La cuarta paradoja tiene que ver con el papel de la estructura monopólica de la violencia legítima destinada a proteger el Estado y al ciudadano cuando en la realidad lo que ahora produce es violencia, muerte y terror estatal para sostener un régimen ilegítimo contra la voluntad popular mayoritaria. Nunca como ahora policías y militares enfundados en la supuesta defensa de la democracia y el control de la protesta callejera llevaron tan lejos sus armas represivas comandados desde “cuartos de guerra”.

Cobijados por el nuevo régimen violento, militares y policías conviven hermanados por la sangre y el luto de decenas de bolivianos en medio de sus odios ancestrales con un mando político transitorio que ignora su controversial pasado.

¿Cómo entender que militares y policías, cuyo rencor recíproco a lo largo de más de un siglo que marcó a fuego sus distantes historias institucionales, soporten hoy la estructura gelatinosa de un régimen que solo ha producido muertos y heridos?

Más allá del surrealismo que nos envuelve, policías y militares libran en medio del golpe de Estado una guerra silenciosa que no parece cesar a pesar de la cantidad de muertos que lleva el sello de sus armas letales. El encono que envuelve a ambas instituciones cuya historia no termina de despejarse en el siglo XXI tiende a constituirse en el límite real del régimen golpista.

Los síntomas del encono empiezan a salir a flote en medio de las turbulentas manifestaciones sociales. Ambos frentes represivos se acusan mutuamente de haber disparado contra civiles indefensos responsabilizándose en medio de la convulsión social. Policías acusando a militares y militares acusando a policías es una constante que tiende a profundizarse a medida que pasan las horas.

El tragicómico papel de la Fiscalía General del Estado apareciendo en escena tratando de calmar el pánico corporativo con el argumento de que las muertes se produjeron por “armas largas” es ya un síntoma de la crisis que se anuncia irreversible.
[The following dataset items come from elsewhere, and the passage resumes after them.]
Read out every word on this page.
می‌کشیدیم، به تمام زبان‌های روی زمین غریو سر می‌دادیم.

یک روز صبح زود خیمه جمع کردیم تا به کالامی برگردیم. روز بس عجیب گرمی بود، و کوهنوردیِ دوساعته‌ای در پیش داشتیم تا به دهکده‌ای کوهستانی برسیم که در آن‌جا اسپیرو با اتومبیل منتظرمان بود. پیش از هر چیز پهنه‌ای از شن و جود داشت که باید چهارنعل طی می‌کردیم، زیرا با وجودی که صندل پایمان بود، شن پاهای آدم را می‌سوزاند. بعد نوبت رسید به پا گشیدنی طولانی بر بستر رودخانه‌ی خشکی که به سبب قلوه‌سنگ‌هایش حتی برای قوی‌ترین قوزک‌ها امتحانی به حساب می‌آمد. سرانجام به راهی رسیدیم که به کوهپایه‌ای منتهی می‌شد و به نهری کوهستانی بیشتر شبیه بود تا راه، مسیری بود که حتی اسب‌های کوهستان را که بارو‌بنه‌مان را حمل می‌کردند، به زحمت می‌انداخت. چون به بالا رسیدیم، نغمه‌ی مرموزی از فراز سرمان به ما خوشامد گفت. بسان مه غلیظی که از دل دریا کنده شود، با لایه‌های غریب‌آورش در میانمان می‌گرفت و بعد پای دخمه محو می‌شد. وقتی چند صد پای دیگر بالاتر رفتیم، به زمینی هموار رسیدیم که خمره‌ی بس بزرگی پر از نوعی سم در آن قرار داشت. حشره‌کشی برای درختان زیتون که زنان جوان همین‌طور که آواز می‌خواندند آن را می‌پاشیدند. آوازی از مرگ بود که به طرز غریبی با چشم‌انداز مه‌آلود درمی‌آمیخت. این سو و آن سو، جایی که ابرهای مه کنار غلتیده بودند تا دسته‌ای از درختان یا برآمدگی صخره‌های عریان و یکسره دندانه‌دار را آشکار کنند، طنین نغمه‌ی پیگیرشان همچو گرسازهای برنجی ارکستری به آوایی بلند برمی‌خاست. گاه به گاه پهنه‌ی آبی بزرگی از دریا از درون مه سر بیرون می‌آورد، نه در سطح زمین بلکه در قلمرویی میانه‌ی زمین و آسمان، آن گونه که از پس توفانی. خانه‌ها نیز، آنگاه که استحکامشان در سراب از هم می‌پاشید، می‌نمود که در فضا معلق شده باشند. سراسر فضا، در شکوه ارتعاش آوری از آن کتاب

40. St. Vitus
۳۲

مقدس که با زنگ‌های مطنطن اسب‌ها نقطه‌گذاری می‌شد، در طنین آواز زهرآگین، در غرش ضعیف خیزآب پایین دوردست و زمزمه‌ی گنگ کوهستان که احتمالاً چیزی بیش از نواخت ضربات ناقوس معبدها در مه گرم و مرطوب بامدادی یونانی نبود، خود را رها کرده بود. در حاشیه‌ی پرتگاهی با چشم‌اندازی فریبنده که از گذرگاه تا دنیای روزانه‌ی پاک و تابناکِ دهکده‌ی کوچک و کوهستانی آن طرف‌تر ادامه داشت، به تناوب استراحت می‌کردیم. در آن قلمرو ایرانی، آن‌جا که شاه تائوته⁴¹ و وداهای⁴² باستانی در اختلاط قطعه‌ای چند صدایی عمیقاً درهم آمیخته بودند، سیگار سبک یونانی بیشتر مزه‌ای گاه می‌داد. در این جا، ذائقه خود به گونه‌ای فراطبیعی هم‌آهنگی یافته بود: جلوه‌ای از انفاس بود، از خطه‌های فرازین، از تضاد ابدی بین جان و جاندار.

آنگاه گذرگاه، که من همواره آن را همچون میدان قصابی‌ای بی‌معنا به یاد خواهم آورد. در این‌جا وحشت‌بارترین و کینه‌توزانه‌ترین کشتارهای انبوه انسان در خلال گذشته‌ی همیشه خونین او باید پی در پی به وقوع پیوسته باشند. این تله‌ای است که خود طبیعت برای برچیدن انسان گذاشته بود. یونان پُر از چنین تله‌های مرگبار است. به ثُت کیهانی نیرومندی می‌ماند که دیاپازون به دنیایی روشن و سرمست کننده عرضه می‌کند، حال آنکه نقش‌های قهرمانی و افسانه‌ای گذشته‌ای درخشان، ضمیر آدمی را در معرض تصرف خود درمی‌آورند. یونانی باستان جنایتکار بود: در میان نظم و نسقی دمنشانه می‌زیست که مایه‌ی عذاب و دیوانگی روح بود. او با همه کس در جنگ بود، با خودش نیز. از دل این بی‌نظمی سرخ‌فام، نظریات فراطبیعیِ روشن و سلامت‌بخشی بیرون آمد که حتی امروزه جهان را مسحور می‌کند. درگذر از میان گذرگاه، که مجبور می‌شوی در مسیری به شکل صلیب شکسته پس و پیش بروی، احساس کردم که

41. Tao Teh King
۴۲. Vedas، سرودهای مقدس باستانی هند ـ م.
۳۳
Por su parte, para evitar más conflicto entre ambos y para distraer la atención de la opinión pública, el sector radical del gobierno, asesorado por agencias norteamericanas, apela al fácil expediente de culpar a extranjeros armados como las FARC, cubanos, colombianos y venezolanos, por las muertes que dejan a su paso las fuerzas represivas oficiales.

La disputa perenne por preservar la cercanía al poder político desde ambas instituciones empieza a producir sus propios cismas internos con las consecuencias de una posible debacle del gobierno golpista y fascista sustentado en el poder de las bayonetas, los gases y el plomo.

Los militares por dentro

Después de dieciséis años de haber ejecutado una de las mayores masacres sangrientas contra el pueblo de El Alto que supuso sanciones penales y encarcelamiento para los mandos de la época, las Fuerzas Armadas retornaron a las calles vestidos con su inconfundible kaki norteamericano con la misión de enfrentar la escalada de conflictos sociales en todo el país. El domingo 10 de noviembre, el comandante en jefe de las Fuerzas Armadas, Gral. Ejto Kalimán, aparentemente desconcertado y con voz trémula dispuso la salida de las Fuerzas Armadas a las calles cuyo resultado trágico hasta hoy supera los veinte muertos. La mitad de las víctimas, mayoritariamente jóvenes, corresponde a la “Masacre de Sacaba” del último fin de semana. Nada hace prever que esta decisión conduzca a Kalimán y sus comandantes sayones al mismo lugar donde cumplen sentencia sus antecesores responsables de la masacre sangrienta de El Alto en octubre de 2003.

La decisión de Kalimán que contrastó radicalmente con la del presidente Morales constituye una de las expresiones mayúsculas del fracaso educativo y pedagógico de las Fuerzas Armadas en situaciones de crisis política. Evo Morales renunció precisamente para evitar muertes innecesarias, a contrapelo de Kalimán, que dispuso la salida de los militares con las consecuencias conocidas. ¿Quién le impuso a Kalimán la orden para la salida de los soldados a la calle? ¿Qué motivó que esta decisión sea modificada veinticuatro horas después, cuando le comprometió a su capitán general que no movería ninguna unidad militar pretextando falta de equipo, munición y agentes químicos?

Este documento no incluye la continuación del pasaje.